Article · 2 MIN

L’anonymisation des données entre dans l’ère de la preuve permanente

L’anonymisation des données entre dans l’ère de la preuve permanente

Pendant longtemps, une méthode semblait rassurante : supprimer les noms, remplacer les identifiants par des codes, puis qualifier le fichier d’« anonyme ».

Le nouveau projet de lignes directrices adopté le 7 juillet 2026 par le Comité européen de la protection des données rappelle que cette sécurité peut être illusoire.

Une donnée n’est pas anonyme parce que son auteur l’affirme, ni parce qu’une technique particulière a été appliquée. Elle ne l’est que si elle ne permet plus d’identifier une personne au moyen de procédés raisonnablement susceptibles d’être utilisés.

Le Comité propose trois tests concrets : peut-on isoler un enregistrement, le relier à d’autres informations ou en déduire une information spécifique et significative sur une personne ?

Le changement de perspective est majeur : l’analyse ne porte plus seulement sur la méthode employée, mais sur le risque résiduel de ré-identification. Il faut regarder qui recevra les données, quelles informations supplémentaires cette entité pourrait obtenir et quels moyens elle pourrait mobiliser.
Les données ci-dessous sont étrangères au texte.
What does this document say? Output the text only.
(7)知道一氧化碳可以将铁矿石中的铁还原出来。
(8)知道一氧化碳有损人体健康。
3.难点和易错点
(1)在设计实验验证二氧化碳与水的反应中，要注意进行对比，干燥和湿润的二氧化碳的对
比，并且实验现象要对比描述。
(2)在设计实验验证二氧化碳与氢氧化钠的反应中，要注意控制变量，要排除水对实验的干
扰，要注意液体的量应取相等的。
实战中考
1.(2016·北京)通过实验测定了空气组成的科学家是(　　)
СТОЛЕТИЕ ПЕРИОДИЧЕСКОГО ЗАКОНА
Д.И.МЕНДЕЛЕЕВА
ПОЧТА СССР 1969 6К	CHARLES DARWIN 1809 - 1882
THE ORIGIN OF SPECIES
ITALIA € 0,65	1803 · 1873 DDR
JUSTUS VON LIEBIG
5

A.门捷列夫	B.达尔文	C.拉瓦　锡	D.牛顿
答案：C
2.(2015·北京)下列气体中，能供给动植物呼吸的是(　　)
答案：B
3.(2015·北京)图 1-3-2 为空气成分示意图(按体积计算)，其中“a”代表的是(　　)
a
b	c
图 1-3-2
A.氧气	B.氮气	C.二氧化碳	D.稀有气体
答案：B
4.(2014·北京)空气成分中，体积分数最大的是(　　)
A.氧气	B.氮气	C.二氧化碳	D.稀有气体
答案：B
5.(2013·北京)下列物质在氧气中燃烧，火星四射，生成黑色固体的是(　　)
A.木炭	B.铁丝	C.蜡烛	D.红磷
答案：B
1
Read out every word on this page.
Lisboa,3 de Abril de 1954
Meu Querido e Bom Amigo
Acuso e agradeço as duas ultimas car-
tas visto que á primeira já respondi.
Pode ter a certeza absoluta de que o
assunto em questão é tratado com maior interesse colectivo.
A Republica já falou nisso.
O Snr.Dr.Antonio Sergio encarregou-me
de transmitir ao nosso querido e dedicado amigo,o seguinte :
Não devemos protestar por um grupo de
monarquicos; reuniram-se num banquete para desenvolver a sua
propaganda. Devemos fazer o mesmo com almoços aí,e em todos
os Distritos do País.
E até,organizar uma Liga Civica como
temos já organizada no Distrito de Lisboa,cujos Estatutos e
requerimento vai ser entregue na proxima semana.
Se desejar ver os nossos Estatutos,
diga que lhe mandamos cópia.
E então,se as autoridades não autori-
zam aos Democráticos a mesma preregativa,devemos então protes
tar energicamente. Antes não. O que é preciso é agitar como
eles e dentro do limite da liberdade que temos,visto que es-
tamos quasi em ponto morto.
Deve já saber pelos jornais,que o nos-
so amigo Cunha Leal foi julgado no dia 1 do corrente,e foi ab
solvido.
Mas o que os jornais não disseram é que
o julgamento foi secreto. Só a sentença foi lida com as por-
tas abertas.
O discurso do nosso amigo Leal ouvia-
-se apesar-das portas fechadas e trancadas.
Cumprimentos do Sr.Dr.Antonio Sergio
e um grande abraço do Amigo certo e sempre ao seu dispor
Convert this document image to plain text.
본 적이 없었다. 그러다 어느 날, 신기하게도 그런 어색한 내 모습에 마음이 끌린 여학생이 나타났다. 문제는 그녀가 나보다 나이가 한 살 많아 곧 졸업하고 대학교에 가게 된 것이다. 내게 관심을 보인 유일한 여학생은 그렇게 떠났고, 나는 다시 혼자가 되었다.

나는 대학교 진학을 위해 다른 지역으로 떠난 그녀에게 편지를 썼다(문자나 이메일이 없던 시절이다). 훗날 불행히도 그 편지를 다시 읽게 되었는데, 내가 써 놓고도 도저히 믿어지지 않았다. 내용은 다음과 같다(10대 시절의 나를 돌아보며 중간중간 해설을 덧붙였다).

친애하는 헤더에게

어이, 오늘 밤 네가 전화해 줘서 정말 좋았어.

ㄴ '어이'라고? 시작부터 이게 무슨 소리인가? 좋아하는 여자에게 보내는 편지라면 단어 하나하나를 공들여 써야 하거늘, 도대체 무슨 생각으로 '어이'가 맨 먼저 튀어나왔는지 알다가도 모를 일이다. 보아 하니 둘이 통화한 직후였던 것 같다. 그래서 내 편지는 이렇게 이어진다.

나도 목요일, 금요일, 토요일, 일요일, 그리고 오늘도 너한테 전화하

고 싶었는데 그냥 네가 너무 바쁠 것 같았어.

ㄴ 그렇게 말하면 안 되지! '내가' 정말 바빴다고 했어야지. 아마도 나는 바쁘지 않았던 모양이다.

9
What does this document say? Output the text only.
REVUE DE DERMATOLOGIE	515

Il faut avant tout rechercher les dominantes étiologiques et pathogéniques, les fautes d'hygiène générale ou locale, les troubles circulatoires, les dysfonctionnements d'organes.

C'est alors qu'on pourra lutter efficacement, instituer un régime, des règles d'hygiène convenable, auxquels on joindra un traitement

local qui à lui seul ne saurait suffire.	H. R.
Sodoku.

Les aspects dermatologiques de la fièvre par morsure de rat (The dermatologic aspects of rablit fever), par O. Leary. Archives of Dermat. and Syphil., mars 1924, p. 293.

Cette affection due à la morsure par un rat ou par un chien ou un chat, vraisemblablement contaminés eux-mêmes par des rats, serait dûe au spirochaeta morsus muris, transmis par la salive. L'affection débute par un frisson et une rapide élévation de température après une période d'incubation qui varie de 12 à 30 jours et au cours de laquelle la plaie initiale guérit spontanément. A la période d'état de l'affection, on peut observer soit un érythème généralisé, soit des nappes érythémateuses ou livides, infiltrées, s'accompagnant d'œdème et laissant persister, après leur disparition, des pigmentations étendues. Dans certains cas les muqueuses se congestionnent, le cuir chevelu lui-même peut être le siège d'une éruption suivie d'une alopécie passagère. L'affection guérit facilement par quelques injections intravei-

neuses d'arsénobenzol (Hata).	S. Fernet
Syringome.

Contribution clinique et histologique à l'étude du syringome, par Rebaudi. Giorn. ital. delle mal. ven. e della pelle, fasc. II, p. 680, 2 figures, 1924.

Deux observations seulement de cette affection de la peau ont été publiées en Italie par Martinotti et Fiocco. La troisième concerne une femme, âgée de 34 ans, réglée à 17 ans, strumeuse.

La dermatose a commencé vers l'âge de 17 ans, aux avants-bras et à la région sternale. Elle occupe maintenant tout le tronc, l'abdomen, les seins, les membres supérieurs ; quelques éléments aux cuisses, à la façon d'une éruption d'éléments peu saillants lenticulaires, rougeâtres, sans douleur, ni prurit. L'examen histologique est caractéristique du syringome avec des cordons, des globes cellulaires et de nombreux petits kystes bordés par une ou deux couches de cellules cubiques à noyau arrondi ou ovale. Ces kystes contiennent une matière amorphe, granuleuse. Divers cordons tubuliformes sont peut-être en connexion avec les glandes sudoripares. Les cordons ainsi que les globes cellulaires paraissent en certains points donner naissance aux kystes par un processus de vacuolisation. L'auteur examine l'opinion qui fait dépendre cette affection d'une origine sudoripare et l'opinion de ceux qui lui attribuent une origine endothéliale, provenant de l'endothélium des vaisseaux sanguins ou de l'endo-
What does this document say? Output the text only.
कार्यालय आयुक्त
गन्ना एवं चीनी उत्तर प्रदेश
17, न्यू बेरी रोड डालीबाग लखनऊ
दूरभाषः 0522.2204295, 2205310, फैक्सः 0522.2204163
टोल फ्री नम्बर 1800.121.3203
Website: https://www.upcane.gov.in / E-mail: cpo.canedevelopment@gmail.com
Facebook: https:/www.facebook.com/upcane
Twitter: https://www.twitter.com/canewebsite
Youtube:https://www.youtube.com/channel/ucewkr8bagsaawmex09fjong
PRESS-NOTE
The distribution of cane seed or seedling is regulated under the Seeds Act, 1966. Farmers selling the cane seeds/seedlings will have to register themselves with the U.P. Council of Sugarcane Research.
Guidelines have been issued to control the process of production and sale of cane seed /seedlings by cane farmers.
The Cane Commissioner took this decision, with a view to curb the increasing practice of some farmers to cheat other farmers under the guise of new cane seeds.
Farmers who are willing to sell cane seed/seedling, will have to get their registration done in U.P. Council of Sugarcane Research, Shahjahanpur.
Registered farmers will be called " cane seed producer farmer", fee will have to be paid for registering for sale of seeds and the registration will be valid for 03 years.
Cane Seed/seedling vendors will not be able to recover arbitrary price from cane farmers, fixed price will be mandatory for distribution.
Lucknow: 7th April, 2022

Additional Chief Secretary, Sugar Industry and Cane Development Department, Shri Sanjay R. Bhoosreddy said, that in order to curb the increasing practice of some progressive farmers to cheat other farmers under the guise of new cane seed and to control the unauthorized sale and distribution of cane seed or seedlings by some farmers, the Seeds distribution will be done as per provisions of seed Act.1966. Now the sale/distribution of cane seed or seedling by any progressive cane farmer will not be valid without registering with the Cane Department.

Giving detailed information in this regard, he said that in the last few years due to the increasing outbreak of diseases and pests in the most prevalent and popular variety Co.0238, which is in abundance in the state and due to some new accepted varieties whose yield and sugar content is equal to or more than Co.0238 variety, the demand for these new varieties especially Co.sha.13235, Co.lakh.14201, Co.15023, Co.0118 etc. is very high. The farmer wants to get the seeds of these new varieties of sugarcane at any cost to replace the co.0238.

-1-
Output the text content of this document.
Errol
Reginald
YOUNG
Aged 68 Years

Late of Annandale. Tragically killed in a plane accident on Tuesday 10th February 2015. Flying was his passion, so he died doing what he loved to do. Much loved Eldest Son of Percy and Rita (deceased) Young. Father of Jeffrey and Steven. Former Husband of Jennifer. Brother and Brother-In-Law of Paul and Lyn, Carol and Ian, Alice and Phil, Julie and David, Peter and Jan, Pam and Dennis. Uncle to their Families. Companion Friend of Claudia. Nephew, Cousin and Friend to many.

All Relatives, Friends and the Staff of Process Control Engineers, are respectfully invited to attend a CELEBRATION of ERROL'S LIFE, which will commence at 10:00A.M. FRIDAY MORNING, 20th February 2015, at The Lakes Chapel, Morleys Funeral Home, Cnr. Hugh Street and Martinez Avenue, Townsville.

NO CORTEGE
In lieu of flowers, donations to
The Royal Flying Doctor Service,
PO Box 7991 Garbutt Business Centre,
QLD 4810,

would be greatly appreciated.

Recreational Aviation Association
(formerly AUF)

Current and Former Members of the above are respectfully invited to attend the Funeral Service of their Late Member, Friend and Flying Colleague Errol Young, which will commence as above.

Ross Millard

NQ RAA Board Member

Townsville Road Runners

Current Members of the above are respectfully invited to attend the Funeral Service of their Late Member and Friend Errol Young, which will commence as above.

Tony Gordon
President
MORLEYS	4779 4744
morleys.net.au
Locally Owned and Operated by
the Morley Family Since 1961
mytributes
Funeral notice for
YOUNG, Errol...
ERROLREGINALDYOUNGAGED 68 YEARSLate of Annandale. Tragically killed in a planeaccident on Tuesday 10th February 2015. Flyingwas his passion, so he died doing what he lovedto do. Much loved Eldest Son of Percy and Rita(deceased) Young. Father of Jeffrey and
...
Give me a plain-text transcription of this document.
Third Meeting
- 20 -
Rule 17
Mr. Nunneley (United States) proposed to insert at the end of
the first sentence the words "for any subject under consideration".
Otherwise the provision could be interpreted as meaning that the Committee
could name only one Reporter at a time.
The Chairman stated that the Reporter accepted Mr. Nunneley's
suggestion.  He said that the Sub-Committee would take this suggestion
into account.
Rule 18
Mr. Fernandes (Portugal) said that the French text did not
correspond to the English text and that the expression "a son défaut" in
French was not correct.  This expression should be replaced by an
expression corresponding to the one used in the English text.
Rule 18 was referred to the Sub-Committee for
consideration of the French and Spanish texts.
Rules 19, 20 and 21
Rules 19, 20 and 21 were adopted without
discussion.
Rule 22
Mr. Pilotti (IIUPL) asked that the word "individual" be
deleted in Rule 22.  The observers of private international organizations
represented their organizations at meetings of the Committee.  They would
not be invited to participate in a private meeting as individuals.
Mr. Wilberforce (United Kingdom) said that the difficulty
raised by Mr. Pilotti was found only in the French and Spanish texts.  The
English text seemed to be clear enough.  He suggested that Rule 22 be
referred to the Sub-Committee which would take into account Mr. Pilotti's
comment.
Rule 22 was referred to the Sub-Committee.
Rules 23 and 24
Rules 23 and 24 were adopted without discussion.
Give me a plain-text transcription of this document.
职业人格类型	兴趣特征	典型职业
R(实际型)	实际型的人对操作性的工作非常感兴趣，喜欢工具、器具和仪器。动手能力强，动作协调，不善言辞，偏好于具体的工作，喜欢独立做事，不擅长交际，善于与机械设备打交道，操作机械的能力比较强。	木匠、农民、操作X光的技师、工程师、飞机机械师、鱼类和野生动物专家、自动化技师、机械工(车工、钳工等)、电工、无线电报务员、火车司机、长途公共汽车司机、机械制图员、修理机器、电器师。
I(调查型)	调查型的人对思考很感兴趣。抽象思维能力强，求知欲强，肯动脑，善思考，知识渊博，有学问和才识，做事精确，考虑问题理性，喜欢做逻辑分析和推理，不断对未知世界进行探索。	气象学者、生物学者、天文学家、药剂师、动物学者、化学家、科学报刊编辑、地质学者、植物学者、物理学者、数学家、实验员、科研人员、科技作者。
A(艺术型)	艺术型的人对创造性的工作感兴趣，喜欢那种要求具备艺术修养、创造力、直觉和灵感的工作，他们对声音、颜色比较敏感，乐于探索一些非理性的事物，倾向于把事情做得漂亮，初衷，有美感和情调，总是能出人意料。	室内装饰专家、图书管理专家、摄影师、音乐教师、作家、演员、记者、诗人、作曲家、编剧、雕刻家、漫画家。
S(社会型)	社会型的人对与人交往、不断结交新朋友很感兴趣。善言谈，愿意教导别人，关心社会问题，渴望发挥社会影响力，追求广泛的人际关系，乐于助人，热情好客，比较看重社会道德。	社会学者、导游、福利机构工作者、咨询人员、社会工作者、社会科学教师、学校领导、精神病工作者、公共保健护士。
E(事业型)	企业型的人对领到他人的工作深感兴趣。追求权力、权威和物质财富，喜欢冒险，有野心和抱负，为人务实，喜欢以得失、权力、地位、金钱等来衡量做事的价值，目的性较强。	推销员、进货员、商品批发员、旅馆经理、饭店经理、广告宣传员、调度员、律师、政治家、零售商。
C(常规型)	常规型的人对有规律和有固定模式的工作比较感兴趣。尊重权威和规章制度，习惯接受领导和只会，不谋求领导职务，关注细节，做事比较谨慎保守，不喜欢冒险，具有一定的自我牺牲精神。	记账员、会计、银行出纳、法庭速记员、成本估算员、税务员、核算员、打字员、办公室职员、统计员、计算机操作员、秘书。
Cette approche prolonge l’arrêt C-413/23 P de la Cour de justice : une même information peut rester personnelle pour l’organisme qui conserve la clé d’identification, tout en n’étant plus personnelle pour un destinataire indépendant qui ne dispose raisonnablement d’aucun moyen de retrouver les personnes.

La pseudonymisation, le chiffrement ou la suppression des identifiants directs peuvent réduire le risque. Ils ne suffisent pas, à eux seuls, à garantir l’anonymat.

L’opération d’anonymisation reste elle-même un traitement soumis au RGPD.

Elle doit reposer sur une base légale, être expliquée et documentée. Si un fichier mêle des données anonymes et des données encore personnelles sans séparation effective, l’ensemble doit être traité comme contenant des données personnelles.

Le facteur temps complique encore l’exercice.

Un jeu considéré comme anonyme aujourd’hui peut cesser de l’être demain après une fuite, l’accès à de nouvelles bases ou l’apparition de techniques de rapprochement plus efficaces. Le Comité souligne que l’IA, notamment agentique, réduit déjà le temps et le coût nécessaires pour combiner des sources et tenter une réidentification.

Cette évolution touche directement les projets d’IA, les données de santé, l’open data, la recherche et les échanges de données entre entreprises.

L’enseignement est clair : sortir du RGPD par l’anonymisation reste possible, mais la qualification devra être prouvée, documentée et réévaluée.

L’anonymisation n’est plus un état déclaré une fois pour toutes, elle devient un processus continu de gouvernance du risque.